Paul Roberts, kurator pameran, mengatakan lukisan ini memberikan petunjuk yang unik pada kehidupan warga Pompeii di abad pertama Sesudab Masehi.

"Pemilik toko roti dan istrinya digambarkan sebagai rakyat Romawi yang baik dan pena itu menunjukkan mereka bisa membaca serta berbudaya.

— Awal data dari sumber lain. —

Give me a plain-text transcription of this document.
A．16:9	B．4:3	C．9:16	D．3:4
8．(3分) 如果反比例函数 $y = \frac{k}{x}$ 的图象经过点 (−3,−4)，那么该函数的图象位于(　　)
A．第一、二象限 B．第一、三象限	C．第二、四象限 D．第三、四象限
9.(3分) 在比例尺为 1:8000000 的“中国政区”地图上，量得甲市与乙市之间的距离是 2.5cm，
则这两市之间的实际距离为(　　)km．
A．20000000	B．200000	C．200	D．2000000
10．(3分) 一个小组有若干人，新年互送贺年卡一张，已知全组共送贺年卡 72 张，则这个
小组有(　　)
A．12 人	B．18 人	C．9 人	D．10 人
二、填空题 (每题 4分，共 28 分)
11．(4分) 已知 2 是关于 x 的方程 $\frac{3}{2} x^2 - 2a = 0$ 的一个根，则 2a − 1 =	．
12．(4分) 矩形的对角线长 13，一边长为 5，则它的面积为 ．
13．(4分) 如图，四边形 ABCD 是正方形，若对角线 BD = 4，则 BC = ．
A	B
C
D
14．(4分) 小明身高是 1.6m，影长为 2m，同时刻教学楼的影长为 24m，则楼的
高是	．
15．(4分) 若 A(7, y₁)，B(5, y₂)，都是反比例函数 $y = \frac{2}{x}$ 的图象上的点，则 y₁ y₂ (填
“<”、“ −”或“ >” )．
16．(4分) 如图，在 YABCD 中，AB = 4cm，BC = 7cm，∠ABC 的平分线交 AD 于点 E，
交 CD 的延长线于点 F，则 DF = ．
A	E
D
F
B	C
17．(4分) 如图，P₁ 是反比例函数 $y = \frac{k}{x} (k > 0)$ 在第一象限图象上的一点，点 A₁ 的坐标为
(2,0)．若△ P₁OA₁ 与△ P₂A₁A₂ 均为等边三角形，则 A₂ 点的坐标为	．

Tapi yang terpenting adalah mereka tampak memperlakukan satu sama lain sebagai mitra sejajar.

"Ia berdiri sedikit di depannya: ini bukan gambaran perempuan dengan doktrin 'patuh.' Dalam bisnis ini, ialah yang memegang alat penghitung."

Setelah persiapan selama lima tahun, Roberts berhasil mengumpulkan 400 obyek yang fokus pada kehidupan dan kematian warga Pompeii dan Herculaneum. Ini adalah pertama kalinya British Museum mendedikasikan sebuah pameran untuk kedua kota naas itu.

Sebagian besar obyek yang dipamerkan di London adalah hasil kerja sama badan arkeologi Napoli dan Pompeii. Banyak obyek yang belum pernah dilihat di luar Italia sebelumnya.